Post is known for her extensive Russian art and religious icon collection, which started when her third husband, Joseph E. Davies, was assigned to be the 2nd United States Ambassador to the Soviet Union in 1936. At that time the Russian government was disposing of art treasures seized from aristocrats in the Russian Revolution in order to raise cash.  Marjorie and Joseph were delighted with their finds (and later fought extensively over dividing them up in their divorce proceedings).

Post’s Hillwood home was one of her primary residences.
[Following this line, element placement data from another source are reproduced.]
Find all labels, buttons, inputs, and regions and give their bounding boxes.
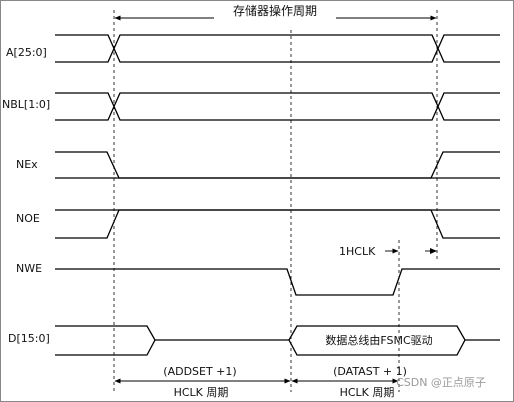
data-driven-label: 数据总线由FSMC驱动 bbox=[325, 333, 432, 347]
waveform-noe bbox=[55, 209, 500, 239]
signal-label-noe: NOE bbox=[16, 212, 40, 225]
datast-label-line1: (DATAST + 1) bbox=[333, 365, 407, 378]
signal-label-addr: A[25:0] bbox=[6, 46, 47, 59]
signal-label-nex: NEx bbox=[16, 158, 38, 171]
watermark: CSDN @正点原子 bbox=[396, 376, 486, 389]
diagram-title: 存储器操作周期 bbox=[233, 3, 317, 18]
signal-label-nbl: NBL[1:0] bbox=[2, 98, 50, 111]
addset-label-line2: HCLK 周期 bbox=[174, 386, 229, 399]
datast-label-line2: HCLK 周期 bbox=[340, 386, 395, 399]
hold-label: 1HCLK bbox=[339, 245, 376, 258]
waveform-nwe bbox=[55, 268, 500, 296]
waveform-data bbox=[55, 325, 500, 356]
title-background bbox=[214, 3, 336, 19]
signal-label-data: D[15:0] bbox=[8, 332, 50, 345]
signal-label-nwe: NWE bbox=[16, 262, 42, 275]
hold-dimension-arrow-end bbox=[430, 248, 437, 254]
waveform-nbl bbox=[55, 92, 500, 121]
addset-label-line1: (ADDSET +1) bbox=[163, 365, 236, 378]
waveform-addr bbox=[55, 34, 500, 63]
waveform-nex bbox=[55, 151, 500, 179]
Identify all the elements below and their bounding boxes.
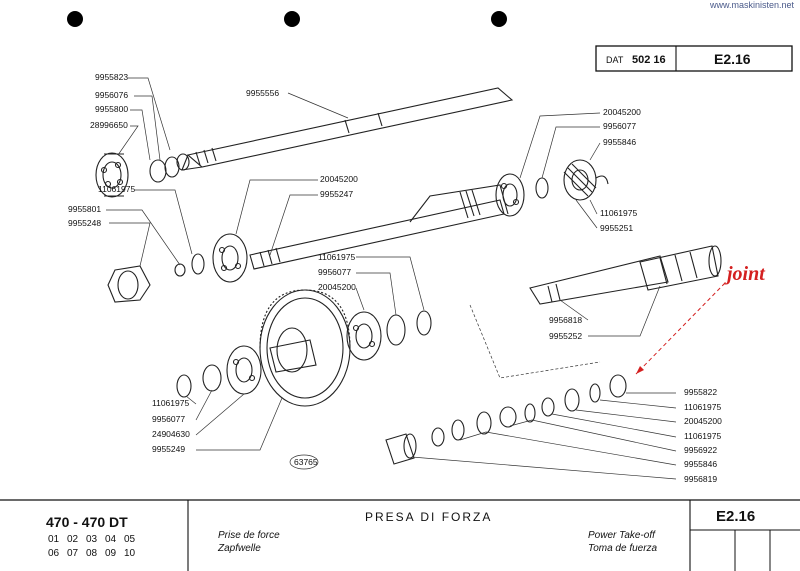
middle-shaft [249, 184, 509, 270]
part-label: 9955846 [684, 459, 717, 469]
variant-code: 07 [67, 548, 79, 559]
part-label: 11061975 [318, 252, 355, 262]
part-label: 9955251 [600, 223, 633, 233]
upper-shaft [181, 87, 514, 171]
variant-code: 01 [48, 534, 60, 545]
part-label: 11061975 [152, 398, 189, 408]
header-box: DAT 502 16 E2.16 [595, 45, 793, 72]
binder-hole-3 [491, 11, 507, 27]
dat-label: DAT [606, 55, 624, 65]
footer-page-code: E2.16 [716, 508, 756, 525]
middle-left-bearing-group [107, 233, 248, 303]
variant-code: 08 [86, 548, 98, 559]
part-label: 9956922 [684, 445, 717, 455]
part-label: 9955846 [603, 137, 636, 147]
variant-code: 05 [124, 534, 136, 545]
part-label: 9955556 [246, 88, 279, 98]
variant-code: 02 [67, 534, 79, 545]
part-label: 9955801 [68, 204, 101, 214]
part-label: 9955248 [68, 218, 101, 228]
joint-arrowhead [636, 366, 644, 374]
splined-sleeve [529, 245, 722, 305]
large-gear [259, 289, 351, 407]
variant-row-2: 06 07 08 09 10 [48, 548, 143, 559]
part-label: 9956076 [95, 90, 128, 100]
part-label: 9956818 [549, 315, 582, 325]
figure-reference: 63765 [294, 457, 318, 467]
footer-frame [0, 499, 800, 571]
title-en: Power Take-off [588, 530, 655, 541]
title-de: Zapfwelle [218, 543, 261, 554]
part-label: 9955822 [684, 387, 717, 397]
part-label: 9956077 [603, 121, 636, 131]
part-label: 9955823 [95, 72, 128, 82]
leader-lines [106, 77, 677, 480]
part-label: 11061975 [98, 184, 135, 194]
joint-annotation: joint [727, 263, 765, 285]
binder-hole-1 [67, 11, 83, 27]
part-label: 11061975 [600, 208, 637, 218]
part-label: 9955247 [320, 189, 353, 199]
part-label: 9956819 [684, 474, 717, 484]
title-fr: Prise de force [218, 530, 280, 541]
part-label: 20045200 [320, 174, 358, 184]
part-label: 11061975 [684, 402, 721, 412]
section-title: PRESA DI FORZA [365, 510, 493, 524]
variant-code: 09 [105, 548, 117, 559]
variant-code: 10 [124, 548, 136, 559]
title-es: Toma de fuerza [588, 543, 658, 554]
part-label: 20045200 [318, 282, 356, 292]
part-label: 9956077 [152, 414, 185, 424]
part-label: 9955800 [95, 104, 128, 114]
part-label: 11061975 [684, 431, 721, 441]
dat-number: 502 16 [632, 54, 666, 66]
variant-code: 06 [48, 548, 60, 559]
part-label: 24904630 [152, 429, 190, 439]
lower-left-bearing-group [176, 345, 262, 398]
variant-row-1: 01 02 03 04 05 [48, 534, 143, 545]
bottom-small-parts [385, 374, 627, 465]
part-label: 9956077 [318, 267, 351, 277]
model-number: 470 - 470 DT [46, 514, 128, 530]
upper-right-bearing-group [495, 159, 609, 217]
part-label: 20045200 [603, 107, 641, 117]
joint-arrow [635, 282, 726, 375]
part-label: 9955252 [549, 331, 582, 341]
middle-bearing-pack [346, 310, 432, 361]
part-labels: 9955823 9956076 9955800 28996650 9955556… [68, 72, 722, 484]
variant-code: 03 [86, 534, 98, 545]
part-label: 9955249 [152, 444, 185, 454]
upper-left-bearing-group [95, 152, 190, 198]
variant-code: 04 [105, 534, 117, 545]
watermark: www.maskinisten.net [709, 0, 794, 10]
part-label: 20045200 [684, 416, 722, 426]
binder-hole-2 [284, 11, 300, 27]
header-page-code: E2.16 [714, 51, 751, 67]
part-label: 28996650 [90, 120, 128, 130]
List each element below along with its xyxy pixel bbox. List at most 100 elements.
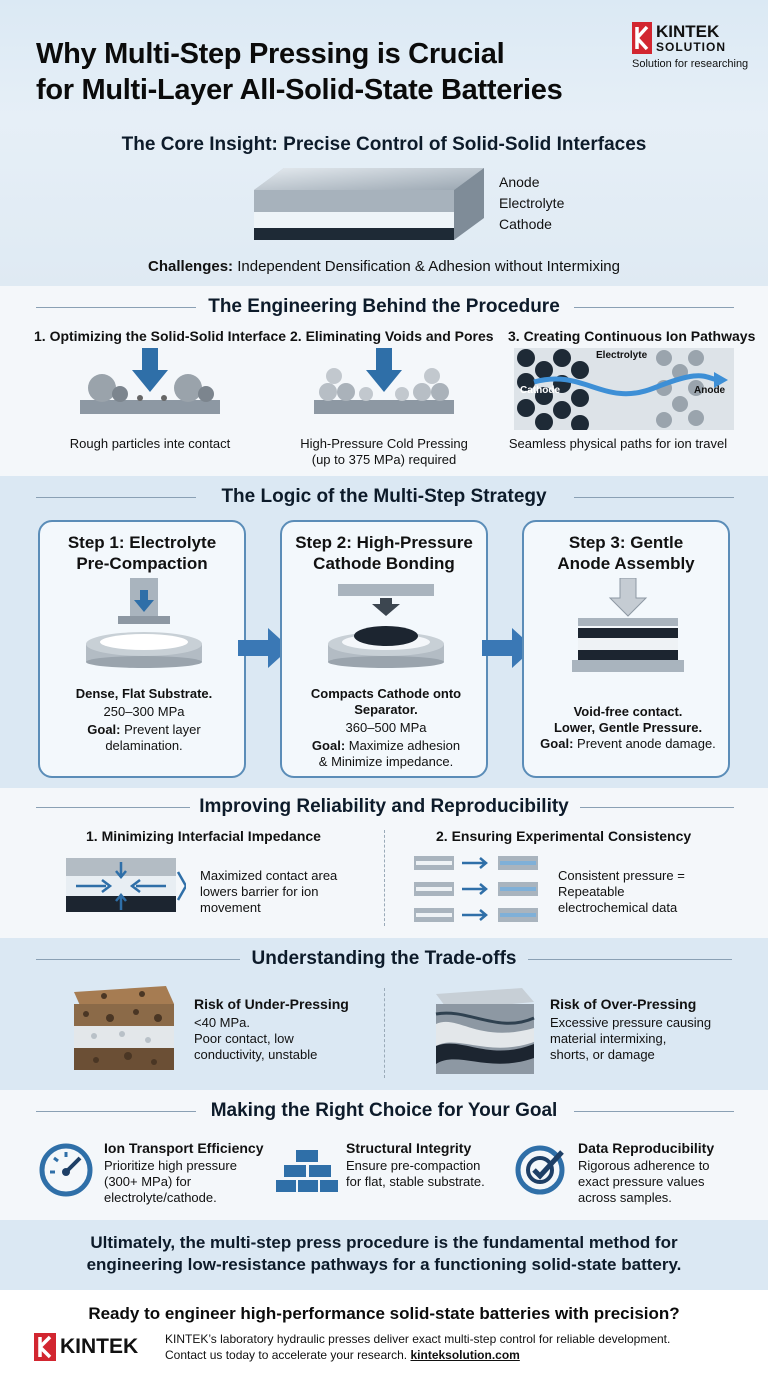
pathway-label-anode: Anode: [694, 385, 726, 396]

It’s where she chose to be buried after her death in 1973. The home had fifteen-foot ceilings, a view of Washington Monument, a chandelier from the Russian Catherine Palace hanging in her breakfast nook, among so many other treasures.

Fabergé egg at Hillwood.

The Hillwood Estate now operates as a private museum, displaying her French and Russian art collection, including Fabergé eggs, Sèvres porcelain, French furniture, tapestries, paintings and more. A greenhouse houses one of the country’s finest orchid collections, and of course the outdoor gardens are lovely and extensive.

Post’s other surviving estate is a little place called Mar-a-Lago in Palm Beach, Florida –– perhaps you’ve heard of it? Fortunately, it’s not open to the general public, so I won’t have to wrestle with my conscious about whether or not to go there.